Three out of four floors of the underground power plant were submerged on June 28, forcing the National Hydroelectric Power Corporation to shut operations. Ten days later, one floor is still flooded, and drying and repair work is going on.
Local sources alleged that there was no proper monitoring and the night watchman on duty did not notice the flooding for several hours. NHPC officials, however, denied the allegations.
Senior officers of NHPC said actual cause of the seepage can be determined only after dewatering is completed. However, they said damage to the bolts of the draft tube which supplies water to the turbine was suspected to be the cause. Official sources also said repair work is likely to take several weeks, but one turbine may be made operational within a month to restore supply to Kargil.
The flood waters, which climbed upto 17 metres inside the powerhouse, have damaged the turbine but left the electrical equipment undamaged. Pumps had to be sourced from Jalandhar and Chandigarh to pump out the water, while professional divers were called in to open the manually operated release gates of the plant so that the water could flow out to the Suru river. A committee of senior officers has also been sent in to conduct an inquiry into the incident.
The hydel power plant located on the Suru river near Kargil town has four turbines capable of producing over 44 MW of power.

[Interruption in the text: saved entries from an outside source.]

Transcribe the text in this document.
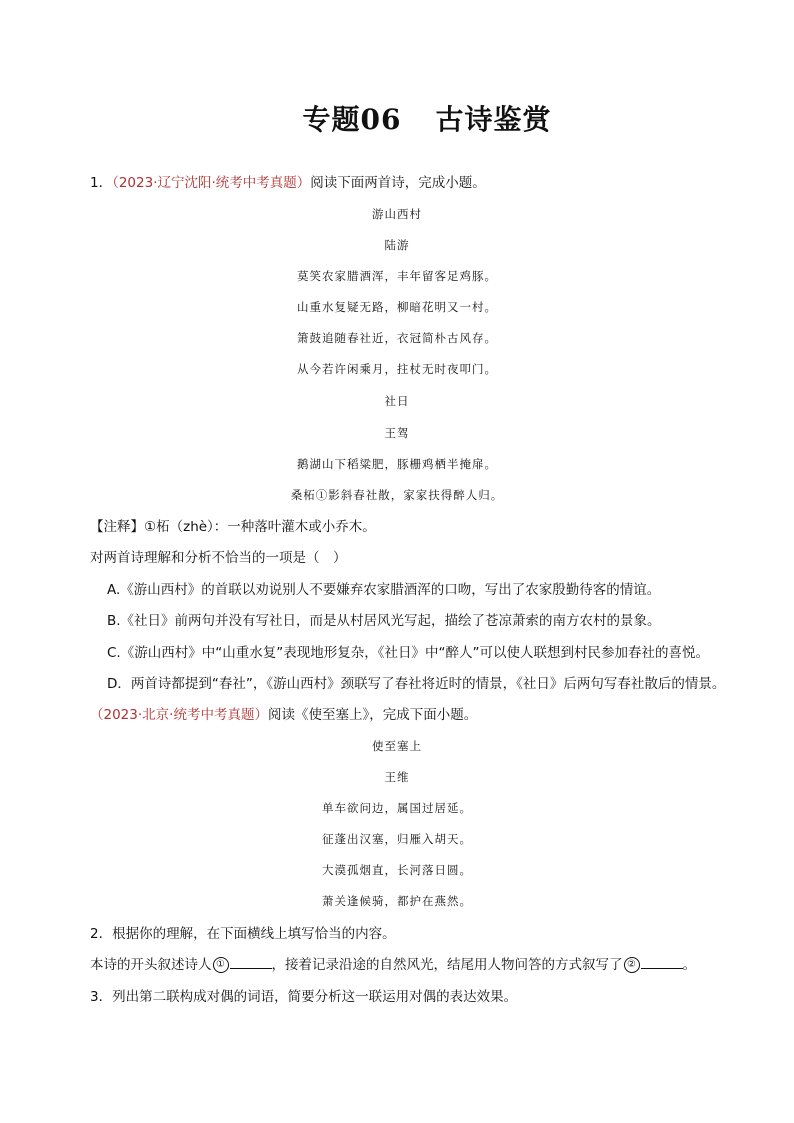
专题06 古诗鉴赏
1．（2023·辽宁沈阳·统考中考真题）阅读下面两首诗，完成小题。
游山西村
陆游
莫笑农家腊酒浑，丰年留客足鸡豚。
山重水复疑无路，柳暗花明又一村。
箫鼓追随春社近，衣冠简朴古风存。
从今若许闲乘月，拄杖无时夜叩门。
社日
王驾
鹅湖山下稻粱肥，豚栅鸡栖半掩扉。
桑柘①影斜春社散，家家扶得醉人归。
【注释】①柘（zhè）：一种落叶灌木或小乔木。
对两首诗理解和分析不恰当的一项是（　）
A.《游山西村》的首联以劝说别人不要嫌弃农家腊酒浑的口吻，写出了农家殷勤待客的情谊。
B.《社日》前两句并没有写社日，而是从村居风光写起，描绘了苍凉萧索的南方农村的景象。
C.《游山西村》中“山重水复”表现地形复杂，《社日》中“醉人”可以使人联想到村民参加春社的喜悦。
D．两首诗都提到“春社”，《游山西村》颈联写了春社将近时的情景，《社日》后两句写春社散后的情景。
（2023·北京·统考中考真题）阅读《使至塞上》，完成下面小题。
使至塞上
王维
单车欲问边，属国过居延。
征蓬出汉塞，归雁入胡天。
大漠孤烟直，长河落日圆。
萧关逢候骑，都护在燕然。
2．根据你的理解，在下面横线上填写恰当的内容。
本诗的开头叙述诗人 ①	，接着记录沿途的自然风光，结尾用人物问答的方式叙写了 ②	。
3．列出第二联构成对偶的词语，简要分析这一联运用对偶的表达效果。
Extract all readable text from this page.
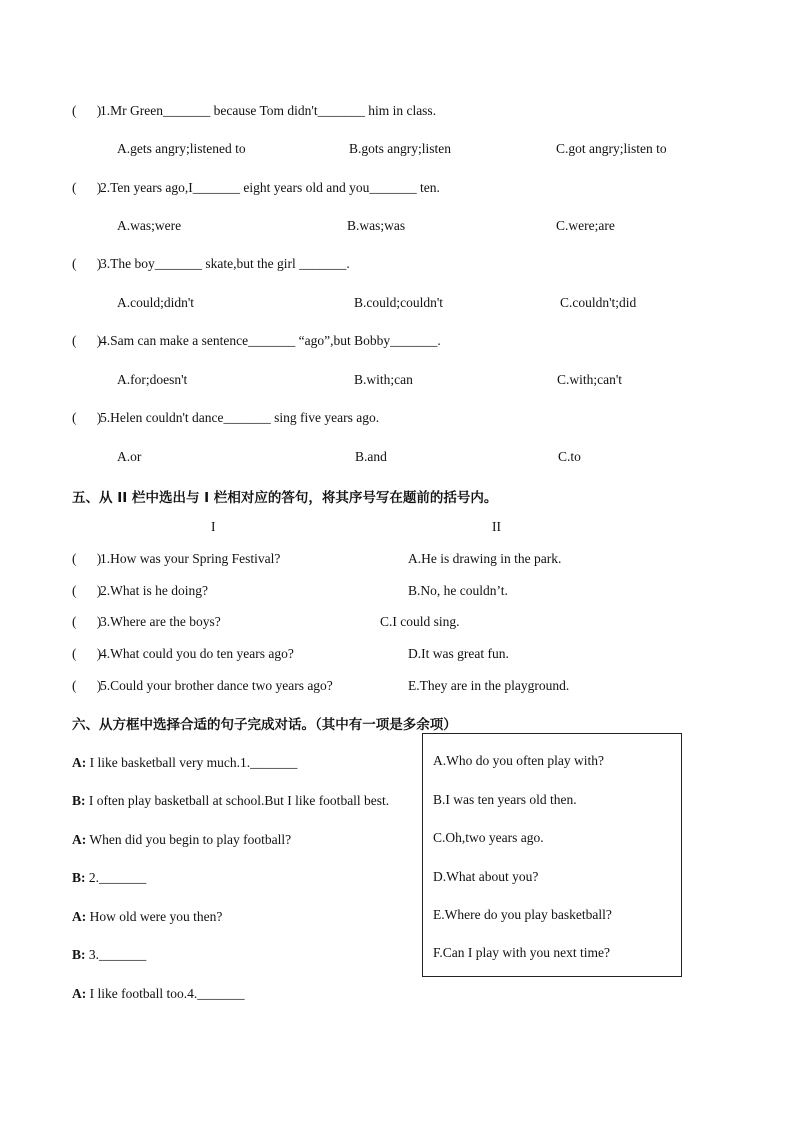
(      )
1.Mr Green_______ because Tom didn't_______ him in class.
A.gets angry;listened to	B.gots angry;listen	C.got angry;listen to
(      )
2.Ten years ago,I_______ eight years old and you_______ ten.
A.was;were	B.was;was	C.were;are
(      )
3.The boy_______ skate,but the girl _______.
A.could;didn't	B.could;couldn't	C.couldn't;did
(      )
4.Sam can make a sentence_______ “ago”,but Bobby_______.
A.for;doesn't	B.with;can	C.with;can't
(      )
5.Helen couldn't dance_______ sing five years ago.
A.or	B.and	C.to
五、从 II 栏中选出与 I 栏相对应的答句，将其序号写在题前的括号内。
I	II
(      )
1.How was your Spring Festival?	A.He is drawing in the park.
(      )
2.What is he doing?	B.No, he couldn’t.
(      )
3.Where are the boys?	C.I could sing.
(      )
4.What could you do ten years ago?	D.It was great fun.
(      )
5.Could your brother dance two years ago?	E.They are in the playground.
六、从方框中选择合适的句子完成对话。（其中有一项是多余项）
A: I like basketball very much.1._______
B: I often play basketball at school.But I like football best.
A: When did you begin to play football?
B: 2._______
A: How old were you then?
B: 3._______
A: I like football too.4._______
A.Who do you often play with?
B.I was ten years old then.
C.Oh,two years ago.
D.What about you?
E.Where do you play basketball?
F.Can I play with you next time?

Completed in 2013, the plant has never operated at full capacity since the transmission lines needed to connect it to the National Power Grid are yet to be laid. Om Prakash, NHPC Executive director, Jammu & Kashmir, told The Indian Express that the plant cannot be made fully operational till the transmission lines are laid. The work of laying the transmission lines and connecting the plant to the National Power Grid started this year and is likely to be completed by 2019.